Experts cautioned the 2019 estimate could change after the 2020 Census count. Every 10 years, the U.S. government tries to count every person in the nation.

 

“Basically, the methodology is still using the 2010 Census count as the base,’” for the 2019 estimate, said Xuan Liu,manager of data analysis at Southeast Michigan Council of Governments, SEMCOG.

“The further away we are from that [2010] Census base, the less reliable the estimate.  We hope the 2020 Census provides much better information,” Liu said. 

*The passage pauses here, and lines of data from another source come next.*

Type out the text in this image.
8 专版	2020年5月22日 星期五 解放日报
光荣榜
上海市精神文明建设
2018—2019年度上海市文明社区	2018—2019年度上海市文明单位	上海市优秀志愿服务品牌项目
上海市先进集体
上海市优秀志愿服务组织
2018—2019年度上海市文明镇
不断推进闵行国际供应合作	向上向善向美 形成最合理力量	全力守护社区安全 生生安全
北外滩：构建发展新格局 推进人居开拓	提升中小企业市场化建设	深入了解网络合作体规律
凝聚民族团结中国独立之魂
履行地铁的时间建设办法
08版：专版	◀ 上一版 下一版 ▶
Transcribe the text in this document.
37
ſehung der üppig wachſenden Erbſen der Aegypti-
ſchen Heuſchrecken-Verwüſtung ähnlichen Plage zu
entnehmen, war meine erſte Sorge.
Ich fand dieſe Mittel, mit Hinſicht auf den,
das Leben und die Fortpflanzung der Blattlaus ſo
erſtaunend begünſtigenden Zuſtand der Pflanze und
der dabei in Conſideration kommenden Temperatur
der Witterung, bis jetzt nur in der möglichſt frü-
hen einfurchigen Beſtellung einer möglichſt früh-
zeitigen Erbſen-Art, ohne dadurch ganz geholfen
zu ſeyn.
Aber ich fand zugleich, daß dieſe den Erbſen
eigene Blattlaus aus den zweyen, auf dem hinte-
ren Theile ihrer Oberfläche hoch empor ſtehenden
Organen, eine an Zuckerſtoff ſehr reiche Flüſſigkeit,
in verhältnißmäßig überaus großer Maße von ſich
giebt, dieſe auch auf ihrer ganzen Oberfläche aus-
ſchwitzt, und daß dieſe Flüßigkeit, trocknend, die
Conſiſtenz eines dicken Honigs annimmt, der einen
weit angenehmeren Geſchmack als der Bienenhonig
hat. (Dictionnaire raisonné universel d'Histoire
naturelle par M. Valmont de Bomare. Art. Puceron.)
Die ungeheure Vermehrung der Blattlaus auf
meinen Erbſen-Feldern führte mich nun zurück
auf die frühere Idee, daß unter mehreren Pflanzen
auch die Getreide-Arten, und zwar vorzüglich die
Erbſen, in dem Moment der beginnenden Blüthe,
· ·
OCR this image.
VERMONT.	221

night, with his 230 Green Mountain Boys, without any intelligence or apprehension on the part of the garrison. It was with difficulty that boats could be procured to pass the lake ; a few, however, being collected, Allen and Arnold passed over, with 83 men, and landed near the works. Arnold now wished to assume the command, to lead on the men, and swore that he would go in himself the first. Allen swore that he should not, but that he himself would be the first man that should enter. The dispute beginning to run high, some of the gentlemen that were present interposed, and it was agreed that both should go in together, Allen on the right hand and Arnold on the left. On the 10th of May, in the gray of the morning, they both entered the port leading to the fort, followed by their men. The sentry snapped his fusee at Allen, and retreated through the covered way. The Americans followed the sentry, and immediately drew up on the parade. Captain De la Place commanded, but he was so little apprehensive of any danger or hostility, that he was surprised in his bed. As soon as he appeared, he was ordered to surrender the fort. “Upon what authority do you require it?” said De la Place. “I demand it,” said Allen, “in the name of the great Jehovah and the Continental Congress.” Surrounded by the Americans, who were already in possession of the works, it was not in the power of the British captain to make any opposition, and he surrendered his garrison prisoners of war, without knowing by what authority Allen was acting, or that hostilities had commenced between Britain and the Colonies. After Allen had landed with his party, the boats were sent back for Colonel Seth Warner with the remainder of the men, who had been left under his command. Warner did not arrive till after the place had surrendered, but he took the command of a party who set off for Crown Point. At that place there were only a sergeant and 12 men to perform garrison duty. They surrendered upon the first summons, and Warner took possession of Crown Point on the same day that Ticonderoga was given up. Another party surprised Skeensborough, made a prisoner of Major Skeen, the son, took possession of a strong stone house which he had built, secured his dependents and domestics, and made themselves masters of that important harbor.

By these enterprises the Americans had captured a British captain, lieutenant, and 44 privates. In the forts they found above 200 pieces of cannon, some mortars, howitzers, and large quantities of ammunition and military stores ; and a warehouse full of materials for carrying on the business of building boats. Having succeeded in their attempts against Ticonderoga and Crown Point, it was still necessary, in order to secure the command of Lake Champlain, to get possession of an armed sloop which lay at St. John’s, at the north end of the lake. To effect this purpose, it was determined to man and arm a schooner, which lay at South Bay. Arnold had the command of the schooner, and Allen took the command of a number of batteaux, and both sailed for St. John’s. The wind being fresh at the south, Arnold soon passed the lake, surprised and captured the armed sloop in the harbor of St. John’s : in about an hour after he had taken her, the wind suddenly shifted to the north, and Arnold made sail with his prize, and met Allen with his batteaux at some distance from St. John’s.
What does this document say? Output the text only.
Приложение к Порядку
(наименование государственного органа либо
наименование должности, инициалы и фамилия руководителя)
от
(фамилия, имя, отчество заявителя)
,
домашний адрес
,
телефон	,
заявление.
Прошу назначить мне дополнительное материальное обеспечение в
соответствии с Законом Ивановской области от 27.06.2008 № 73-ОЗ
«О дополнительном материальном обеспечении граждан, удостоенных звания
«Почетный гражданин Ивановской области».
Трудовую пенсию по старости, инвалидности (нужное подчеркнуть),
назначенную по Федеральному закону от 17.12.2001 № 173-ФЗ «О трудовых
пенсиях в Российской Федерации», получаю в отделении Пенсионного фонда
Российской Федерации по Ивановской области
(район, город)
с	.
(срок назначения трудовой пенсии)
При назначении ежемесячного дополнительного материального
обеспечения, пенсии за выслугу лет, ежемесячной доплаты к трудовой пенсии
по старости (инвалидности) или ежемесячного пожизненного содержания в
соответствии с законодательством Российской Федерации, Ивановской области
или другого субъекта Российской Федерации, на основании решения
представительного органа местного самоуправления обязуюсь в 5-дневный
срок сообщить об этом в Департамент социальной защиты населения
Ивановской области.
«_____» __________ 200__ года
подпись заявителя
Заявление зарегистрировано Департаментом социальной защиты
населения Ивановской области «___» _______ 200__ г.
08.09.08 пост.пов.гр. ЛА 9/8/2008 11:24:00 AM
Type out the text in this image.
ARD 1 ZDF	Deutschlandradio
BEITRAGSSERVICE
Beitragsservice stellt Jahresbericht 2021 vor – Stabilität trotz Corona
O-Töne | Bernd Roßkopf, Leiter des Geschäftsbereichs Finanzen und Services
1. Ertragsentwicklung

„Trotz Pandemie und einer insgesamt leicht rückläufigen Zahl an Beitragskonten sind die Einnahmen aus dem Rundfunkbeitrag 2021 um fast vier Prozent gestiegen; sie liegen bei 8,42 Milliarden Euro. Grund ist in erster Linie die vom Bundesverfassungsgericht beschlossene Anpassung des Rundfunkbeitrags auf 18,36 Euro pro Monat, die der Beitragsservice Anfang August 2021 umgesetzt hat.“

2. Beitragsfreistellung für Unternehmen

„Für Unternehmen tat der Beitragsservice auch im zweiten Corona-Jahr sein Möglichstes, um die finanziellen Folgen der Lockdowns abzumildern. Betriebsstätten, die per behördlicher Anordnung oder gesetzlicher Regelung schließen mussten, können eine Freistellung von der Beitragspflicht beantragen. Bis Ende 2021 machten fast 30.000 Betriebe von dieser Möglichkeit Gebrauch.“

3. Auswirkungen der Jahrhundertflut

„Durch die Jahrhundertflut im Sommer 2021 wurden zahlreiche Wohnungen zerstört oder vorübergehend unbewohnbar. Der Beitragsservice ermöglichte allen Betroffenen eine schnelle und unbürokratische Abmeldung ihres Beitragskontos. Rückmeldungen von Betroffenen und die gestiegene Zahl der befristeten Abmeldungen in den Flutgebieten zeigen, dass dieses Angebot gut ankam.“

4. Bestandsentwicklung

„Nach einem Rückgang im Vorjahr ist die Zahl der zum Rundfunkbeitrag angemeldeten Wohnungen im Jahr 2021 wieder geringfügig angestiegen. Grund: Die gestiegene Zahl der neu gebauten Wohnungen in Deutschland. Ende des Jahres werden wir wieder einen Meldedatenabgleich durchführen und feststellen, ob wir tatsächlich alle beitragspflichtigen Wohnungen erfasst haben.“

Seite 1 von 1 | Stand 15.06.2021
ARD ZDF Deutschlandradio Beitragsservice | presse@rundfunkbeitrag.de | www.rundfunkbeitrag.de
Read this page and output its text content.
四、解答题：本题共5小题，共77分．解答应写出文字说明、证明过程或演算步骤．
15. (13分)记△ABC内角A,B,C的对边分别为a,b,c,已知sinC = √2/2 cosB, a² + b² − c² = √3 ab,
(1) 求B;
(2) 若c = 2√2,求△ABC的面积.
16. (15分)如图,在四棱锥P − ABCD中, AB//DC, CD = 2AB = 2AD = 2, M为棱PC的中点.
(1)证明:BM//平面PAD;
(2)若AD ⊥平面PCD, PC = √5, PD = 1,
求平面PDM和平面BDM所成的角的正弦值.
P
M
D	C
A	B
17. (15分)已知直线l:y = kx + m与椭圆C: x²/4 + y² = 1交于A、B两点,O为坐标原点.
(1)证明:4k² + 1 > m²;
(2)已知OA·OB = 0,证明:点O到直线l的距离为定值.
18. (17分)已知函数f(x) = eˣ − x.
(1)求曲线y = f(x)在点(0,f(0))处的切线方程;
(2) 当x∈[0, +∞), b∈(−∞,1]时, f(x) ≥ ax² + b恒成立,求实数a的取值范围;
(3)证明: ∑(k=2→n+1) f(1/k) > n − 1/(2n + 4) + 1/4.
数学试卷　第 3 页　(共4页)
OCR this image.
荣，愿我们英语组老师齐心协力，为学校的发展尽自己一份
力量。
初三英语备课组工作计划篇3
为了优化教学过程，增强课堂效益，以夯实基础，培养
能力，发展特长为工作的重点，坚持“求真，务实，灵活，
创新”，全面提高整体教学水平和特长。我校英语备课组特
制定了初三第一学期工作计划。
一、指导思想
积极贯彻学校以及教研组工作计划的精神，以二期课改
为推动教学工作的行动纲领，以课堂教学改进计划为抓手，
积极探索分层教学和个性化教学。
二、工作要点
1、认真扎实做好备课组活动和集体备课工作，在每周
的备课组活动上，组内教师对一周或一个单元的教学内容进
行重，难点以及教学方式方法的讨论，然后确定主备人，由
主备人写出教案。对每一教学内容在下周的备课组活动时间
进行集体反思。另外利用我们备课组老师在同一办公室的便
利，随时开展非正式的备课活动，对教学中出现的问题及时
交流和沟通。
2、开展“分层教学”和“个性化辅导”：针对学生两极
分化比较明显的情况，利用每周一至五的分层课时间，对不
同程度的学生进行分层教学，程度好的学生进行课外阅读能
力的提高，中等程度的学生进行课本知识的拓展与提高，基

Detroit Mayor Mike Duggan has said the city’s residents should judge his performance almost exclusively according to population growth. Duggan said during his first campaign for mayor in 2013 that he would reverse the decades of population loss by lowering taxes and attracting more jobs, among other improvements. Voters re-elected Duggan in a landslide in 2017, even though population losses continued, albeit at a slowed pace, for his first four years in office. 

For each uncounted person in the decennial census count, Detroit stands to lose an estimated $5,500 — or $55,000 over 10 years — in federal aid, according to city estimates. Detroit receives about $3 billion in funding for federal programs each year. Those federal programs range from Medicare and free lunch at schools to Head Start and roads. The counts help set hospital funding, and could determine how much of the coronavirus vaccine goes to communities once one is developed.

The 2020 Census will also be used to draw congressional and state legislative districts. So far, the city estimates 45.8 percent of residents have filled out the 2020 Census forms. That’s one of the lowest response rates in the state, while Michigan’s is at 66.4 percent, one of the highest in the nation. The city of Detroit’s government website has an interactive map showing various parts of the city and the percentage of residents in that area who have filled out the Census forms.